Some Points To Make About Ashton Kutcher's 'Jobs' [Review]

By now you might be aware that Ashton Kutcher is playing the late Apple co-founder Steve Jobs in the Jobs biopic. It's pretty hard to miss, besides early rumblings of disbelief when the news was announced, and its closing at Sundance, Open Road Films has taken a pretty penny out to promote director Joshua Michael Stern's lightweight biopic across the internet on Google plus, Twitter, and Instagram. Surely it's a campaign to match what's said to be a revolutionary film. After all, it has managed to do the impossible, by turning Kutcher from romcom King to a true performer. All of the commercials suggest that this is Ashton Kutcher, the "serious" actor, and not Kelso from That 70's Show. So should you believe the hype? As far as Ashton Kutcher is concerned, you should buy the hype. As for the rest of it, just take it with a grain of salt.

Most of Stern's efforts at handling a Jobs biopic at best is an overly formulaic paint by numbers film that's often disjointed. The film begins at 2001, and then jumps to 1978 where Jobs barely attends Reed College, to 1976 where he works at Atari and pisses people off, to 1977 at a computer fair where he introduces the Apple 2, and so on and so forth. Each brief period had an adequate music selection that jives well with the year, and we see a distinguishable change in appearance for Jobs, but we are no closer to unraveling the mystery behind Steve Jobs' frustrating actions, or his so-called insights.

Apple enthusiasts beware -- this is not your beloved Steve Jobs, who stood at Apple Town Hall meetings in his black turtleneck to introduce his latest invention. While we do get a glimpse of that Jobs, it doesn't last for long. Instead we get an exaggerated characterization of Jobs, that seems to be a one-sided perspective of an immature, cheating, selfish, lying man whose inventions are created on the backs of those around him. While it's understood that Jobs shouldn't be romanticized, as there is record of his unfavorable sides, in the end we still rooted for Steve Jobs. In Stern's version, Jobs is nothing more than a spoiled brat who may or may not suffer from OCD, and a severe case of social anxiety. In short this Steve Jobs proves to be the most irredeemable character in an otherwise commendable turn for Kutcher.

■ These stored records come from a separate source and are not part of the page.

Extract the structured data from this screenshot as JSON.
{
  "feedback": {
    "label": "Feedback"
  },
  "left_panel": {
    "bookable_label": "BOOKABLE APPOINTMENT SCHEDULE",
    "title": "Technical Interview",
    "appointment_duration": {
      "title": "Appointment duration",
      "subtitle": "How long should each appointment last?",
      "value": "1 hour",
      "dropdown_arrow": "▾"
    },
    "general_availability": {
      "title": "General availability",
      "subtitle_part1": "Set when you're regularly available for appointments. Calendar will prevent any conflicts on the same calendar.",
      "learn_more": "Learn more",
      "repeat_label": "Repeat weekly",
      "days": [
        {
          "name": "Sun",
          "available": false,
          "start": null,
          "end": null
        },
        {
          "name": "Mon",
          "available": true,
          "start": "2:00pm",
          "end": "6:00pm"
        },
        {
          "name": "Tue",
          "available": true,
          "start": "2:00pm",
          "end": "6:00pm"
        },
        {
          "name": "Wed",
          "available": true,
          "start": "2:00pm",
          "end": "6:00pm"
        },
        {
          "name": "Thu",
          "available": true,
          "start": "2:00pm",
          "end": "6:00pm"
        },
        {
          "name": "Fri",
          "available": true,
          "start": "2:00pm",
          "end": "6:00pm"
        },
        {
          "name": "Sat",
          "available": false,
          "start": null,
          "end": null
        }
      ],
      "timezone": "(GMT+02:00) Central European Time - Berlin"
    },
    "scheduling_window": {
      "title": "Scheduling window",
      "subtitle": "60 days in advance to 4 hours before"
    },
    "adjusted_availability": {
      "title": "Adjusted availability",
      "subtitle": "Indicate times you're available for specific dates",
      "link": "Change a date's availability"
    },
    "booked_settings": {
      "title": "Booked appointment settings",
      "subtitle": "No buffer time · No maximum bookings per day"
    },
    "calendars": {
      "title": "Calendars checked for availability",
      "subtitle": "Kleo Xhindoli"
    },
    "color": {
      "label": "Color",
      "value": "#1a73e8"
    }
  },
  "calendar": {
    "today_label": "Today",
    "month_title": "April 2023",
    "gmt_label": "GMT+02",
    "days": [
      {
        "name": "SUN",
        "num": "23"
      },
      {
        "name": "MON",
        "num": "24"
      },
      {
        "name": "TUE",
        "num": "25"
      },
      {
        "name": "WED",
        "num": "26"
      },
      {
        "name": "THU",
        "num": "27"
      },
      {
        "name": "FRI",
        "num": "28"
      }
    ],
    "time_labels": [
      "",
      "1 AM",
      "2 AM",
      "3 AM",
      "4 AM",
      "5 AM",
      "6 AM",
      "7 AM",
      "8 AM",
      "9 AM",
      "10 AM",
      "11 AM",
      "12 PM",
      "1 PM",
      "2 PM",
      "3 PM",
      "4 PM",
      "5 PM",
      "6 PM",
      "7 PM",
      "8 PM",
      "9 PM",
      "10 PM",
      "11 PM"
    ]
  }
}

With that said, here's a few points to make about Ashton Kutcher's Steve Jobs:


1. Steve Jobs was a hippie that took LSD.

While there are reports that Jobs took LSD, we really didn't see this Steve in the public eye. The hipsters of today would have sipped Jobs' kool-aid in a second, as he hilariously rambles to himself, and drops LSD like it's nothing. A barefoot Jobs has some fun walking around campus, and barely audits a few classes before skipping them to hear a guru speak on the quad. There's also a very brief scene in India that shows no reflection of spirituality rather than that's where Steve was in that moment in time.


2. He has no social graces.

Picture Jesse Eisenberg's performance in The Social Network, but without the charm and that's what you have from this version of Steve Jobs. There's being socially challenged and then there's well, being an ass. Jobs is seen working at Atari and screaming at his fellow employees as their techniques are not up to his standard. For someone who at this point is just starting out as a technician, his ego is already inflated, and it doesn't let up for the employees under his guidance.


3. He regularly berated employees.

While Steve Jobs had a 95 percent approval rating from 2010 to 2011, this Steve Jobs stalks the hallways as his employees cower in fear of feeling his wrath. Jobs has no qualms about admitting how expendable his employees are, and that isn't just limited to the bottom feeders. When Apple builds its empire, he has demoted essentially everyone who helped him work on the first concept board in his father's garage without a second thought. In one scene he berated and fires his best employee because he failed to see the importance of fonts.


4. Jobs was a horrible businessman.

It's not a surprise that Steve Jobs was a horrible businessman, but for those who aren't familiar with the well-documented trades, it will come as a shock as to just how bad of a businessman he was. Kutcher's Steve makes shoddy deals behind best friend Steve Wozniak's back, by promising more than Woz can handle or produce. He also claims credit for figuring out the circuits on a board for Atari, when he had called up Woz to do all of the heavy lifting. It's an understatement to say Steve was greedy, as he gave no stock options to his friends that helped him build Apple from the ground up, and often pocketed money in the early days. Although Jobs felt the company was stolen from him, the audience feels his misguided decisions as he's ousted out his own company in 1985.


5. Steve Jobs is his own worst enemy.

Whether it was said by his second in command Mike Markkula (Dermont Mulroney) or his best friend Steve Wozniak (played terrifically by Josh Gad), Steve Jobs was his own worst enemy. He cheated on his girlfriend, denied that she was pregnant with his child, and made decisions to isolate himself from his peers, which ultimately led to Jobs spending much of his 20s, and 30s, in turmoil. It's why a large amount of the film begs for empathy from the audience, but can never quite conjure enough reason as to "why" it should be given to this particular characterization.